O que baterias antiaéreas S-300V, BUK M2 e Pechora 2M, lançadores Smerch e carros de combate T-72 podem significar para os vizinhos?

Rodrigo Bendoraytes

O governo do Presidente Hugo Chávez irá reequipar o Ejército Bolivariano com blindados T-72, sistemas lançadores de foguetes de saturação Smerch e baterias antiaéreas S-300V, BUK M2 e Pechora 2M. Esse é o resultado da linha crédito de 2,2 bilhões de dólares aberta pela Rússia e anunciada neste domingo (13/09) pelo mandatário venezuelano. Muitas informações desencontradas sobre o assunto têm saído na imprensa nacional e internacional e alguns veículos acusam Hugo Chávez de promover uma corrida armamentista. Mas quais são realmente os armamentos comprados pela Venezuela e até que ponto eles podem preocupar os vizinhos?

Com a compra de 92 T-72, o país poderá aposentar seus CC AMX-30 de origem francesa. O T-72 está longe de ser um carro de combate de última geração, porém está dentro dos padrões hoje em uso na América do Sul. O Smerch, desenvolvido na antiga URSS, vem sendo constantemente modernizado e será uma poderosa arma de apoio às tropas venezuelanas. Seus projéteis de 300mm podem alcançar até 90 km de distância.

A Venezuela está construindo uma forte e inteligente defesa antiaérea formada em camadas. O sistema Pechora 2M é uma modernização do antigo S-125 (Código OTAN: SA-3 Goa) tendo novos mísseis e um alcance em torno de 27km. Segundo algumas fontes ligadas ao governo local, já existiriam algumas baterias em solo venezuelano desde o ano passado. Vale lembrar que os militares sérvios dão ao S-125 o crédito do abate de um F-117 durante o conflito contra a OTAN, durante a Guerra de Kosovo, em 1999.

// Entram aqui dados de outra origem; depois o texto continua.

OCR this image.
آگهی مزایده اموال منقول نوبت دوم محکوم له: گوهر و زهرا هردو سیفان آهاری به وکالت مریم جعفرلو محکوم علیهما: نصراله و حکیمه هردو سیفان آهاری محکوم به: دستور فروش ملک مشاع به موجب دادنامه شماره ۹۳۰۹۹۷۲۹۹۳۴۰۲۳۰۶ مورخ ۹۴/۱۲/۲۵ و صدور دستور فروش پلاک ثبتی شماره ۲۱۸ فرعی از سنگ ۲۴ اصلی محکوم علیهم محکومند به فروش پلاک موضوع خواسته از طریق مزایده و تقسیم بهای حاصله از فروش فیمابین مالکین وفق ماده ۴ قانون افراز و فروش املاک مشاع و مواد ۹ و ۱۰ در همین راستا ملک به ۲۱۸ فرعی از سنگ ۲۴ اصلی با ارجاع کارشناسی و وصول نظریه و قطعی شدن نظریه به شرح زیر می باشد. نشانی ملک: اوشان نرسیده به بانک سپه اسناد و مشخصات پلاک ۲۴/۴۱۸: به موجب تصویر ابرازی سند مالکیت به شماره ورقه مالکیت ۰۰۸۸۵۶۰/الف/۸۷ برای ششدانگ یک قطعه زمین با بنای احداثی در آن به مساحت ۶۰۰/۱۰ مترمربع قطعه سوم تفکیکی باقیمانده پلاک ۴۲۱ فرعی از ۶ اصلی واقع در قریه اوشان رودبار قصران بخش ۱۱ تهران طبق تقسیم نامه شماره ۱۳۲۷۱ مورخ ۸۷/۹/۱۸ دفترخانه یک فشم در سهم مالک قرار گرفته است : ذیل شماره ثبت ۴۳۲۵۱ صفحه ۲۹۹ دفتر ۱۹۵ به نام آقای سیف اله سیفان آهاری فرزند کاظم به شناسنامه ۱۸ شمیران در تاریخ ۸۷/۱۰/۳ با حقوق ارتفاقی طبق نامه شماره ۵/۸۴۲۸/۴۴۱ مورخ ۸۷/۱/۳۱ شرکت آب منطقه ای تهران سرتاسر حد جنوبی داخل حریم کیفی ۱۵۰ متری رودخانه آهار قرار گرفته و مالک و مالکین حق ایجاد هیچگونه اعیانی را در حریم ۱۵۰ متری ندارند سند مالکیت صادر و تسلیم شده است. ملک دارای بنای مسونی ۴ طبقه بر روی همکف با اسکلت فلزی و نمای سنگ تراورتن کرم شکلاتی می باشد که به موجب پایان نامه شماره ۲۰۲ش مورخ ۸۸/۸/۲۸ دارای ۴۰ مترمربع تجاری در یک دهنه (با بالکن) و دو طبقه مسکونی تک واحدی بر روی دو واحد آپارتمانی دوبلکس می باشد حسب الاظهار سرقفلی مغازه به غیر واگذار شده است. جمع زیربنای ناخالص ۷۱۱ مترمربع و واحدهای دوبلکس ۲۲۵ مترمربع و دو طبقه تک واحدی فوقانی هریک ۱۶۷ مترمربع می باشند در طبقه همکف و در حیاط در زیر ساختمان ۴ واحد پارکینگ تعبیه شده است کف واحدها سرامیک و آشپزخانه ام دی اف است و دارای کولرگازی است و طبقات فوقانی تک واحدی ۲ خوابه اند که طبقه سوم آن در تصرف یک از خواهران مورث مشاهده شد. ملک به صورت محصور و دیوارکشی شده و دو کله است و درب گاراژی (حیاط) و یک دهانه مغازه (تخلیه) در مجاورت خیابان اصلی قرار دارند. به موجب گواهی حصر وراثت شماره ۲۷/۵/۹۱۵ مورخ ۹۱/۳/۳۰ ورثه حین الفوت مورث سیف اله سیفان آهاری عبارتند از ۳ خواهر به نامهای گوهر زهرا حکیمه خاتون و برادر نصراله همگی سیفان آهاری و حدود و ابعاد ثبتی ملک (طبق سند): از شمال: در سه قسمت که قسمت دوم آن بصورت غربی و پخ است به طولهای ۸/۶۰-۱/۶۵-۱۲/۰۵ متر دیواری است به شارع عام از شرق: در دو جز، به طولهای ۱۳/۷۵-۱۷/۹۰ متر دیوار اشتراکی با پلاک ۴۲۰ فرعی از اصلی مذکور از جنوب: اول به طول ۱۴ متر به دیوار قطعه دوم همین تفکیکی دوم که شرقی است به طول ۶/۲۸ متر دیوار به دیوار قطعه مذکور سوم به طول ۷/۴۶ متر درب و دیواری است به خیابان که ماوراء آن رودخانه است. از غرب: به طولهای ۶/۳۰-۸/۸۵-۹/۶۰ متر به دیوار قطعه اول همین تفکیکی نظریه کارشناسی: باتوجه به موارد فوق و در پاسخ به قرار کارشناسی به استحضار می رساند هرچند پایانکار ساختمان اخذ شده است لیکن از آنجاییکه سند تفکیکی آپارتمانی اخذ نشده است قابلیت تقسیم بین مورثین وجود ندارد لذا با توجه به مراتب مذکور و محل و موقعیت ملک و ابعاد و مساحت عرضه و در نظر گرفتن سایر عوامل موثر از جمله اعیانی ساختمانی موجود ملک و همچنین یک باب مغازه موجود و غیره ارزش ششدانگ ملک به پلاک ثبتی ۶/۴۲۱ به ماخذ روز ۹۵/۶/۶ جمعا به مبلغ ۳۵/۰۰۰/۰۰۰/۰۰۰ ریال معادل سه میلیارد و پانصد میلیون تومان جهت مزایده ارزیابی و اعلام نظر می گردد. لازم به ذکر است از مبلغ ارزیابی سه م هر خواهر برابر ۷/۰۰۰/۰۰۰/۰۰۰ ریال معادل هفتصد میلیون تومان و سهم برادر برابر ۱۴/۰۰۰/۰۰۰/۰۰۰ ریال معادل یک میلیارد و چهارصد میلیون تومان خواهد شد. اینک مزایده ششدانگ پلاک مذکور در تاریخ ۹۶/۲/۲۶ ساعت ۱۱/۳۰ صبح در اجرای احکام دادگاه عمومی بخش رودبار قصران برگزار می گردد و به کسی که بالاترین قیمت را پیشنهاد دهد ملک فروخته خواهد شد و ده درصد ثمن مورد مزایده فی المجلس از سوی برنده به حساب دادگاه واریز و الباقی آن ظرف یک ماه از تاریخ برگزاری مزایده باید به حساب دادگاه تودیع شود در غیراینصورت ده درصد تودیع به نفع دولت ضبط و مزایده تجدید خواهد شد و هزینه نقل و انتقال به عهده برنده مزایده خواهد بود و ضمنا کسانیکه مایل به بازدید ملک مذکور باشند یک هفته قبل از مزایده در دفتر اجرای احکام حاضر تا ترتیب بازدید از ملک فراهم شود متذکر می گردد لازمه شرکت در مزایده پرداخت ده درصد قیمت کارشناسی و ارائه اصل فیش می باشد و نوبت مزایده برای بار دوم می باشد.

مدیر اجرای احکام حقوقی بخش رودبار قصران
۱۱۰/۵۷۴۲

O BUK-M2 é uma moderna bateria antiaérea que entrou em serviço recentemente na Rússia e pode engajar aeronaves, Vants (UAVs), mísseis de cruzeiro e até mísseis balísticos táticos. Pode destruir alvos voando entre 10 e 24.000m de altitude e seu alcance é estimado em 50km. O sistema de mísseis antiaéreos de longo alcance S-300V é um dos melhores em sua categoria. Seu radar possui um alcance de 250 km, podendo rastrear 24 alvos e engajar simultaneamente quatro deles a cerca de 200 km.

De acordo com o Presidente Chávez, a compra dessas baterias antiaéreas foi uma medida para "defender o país da ameaça norte-americana" e ela serão posicionadas estrategicamente para defender comandos militares, grandes cidades e áreas industriais e petrolíferas.

Independente da retórica do mandatário venezuelano, a chegada dos CC T-72 não pode ser interpretada como um grande acréscimo de força, até pelo nível tecnológico, compatível com padrões sul-americanos, mas sim uma modernização da atual força de carros de combate, visto que substituirão um número semelhante de CC AMX-30V, da década de 1970. O sistema lançador de foguetes de saturação Smerch pode vir a ser o substituto do atual AMX-13 LAR-160, adquirido de Israel em 1983 e representa um grande avanço para a artilharia venezuelana. Por fim, a compra das baterias antiaéreas pode ser considerada a grande aquisição da vez e sem dúvida tornará mais custosa qualquer tentativa de invasão ao espaço aéreo do país. [DB]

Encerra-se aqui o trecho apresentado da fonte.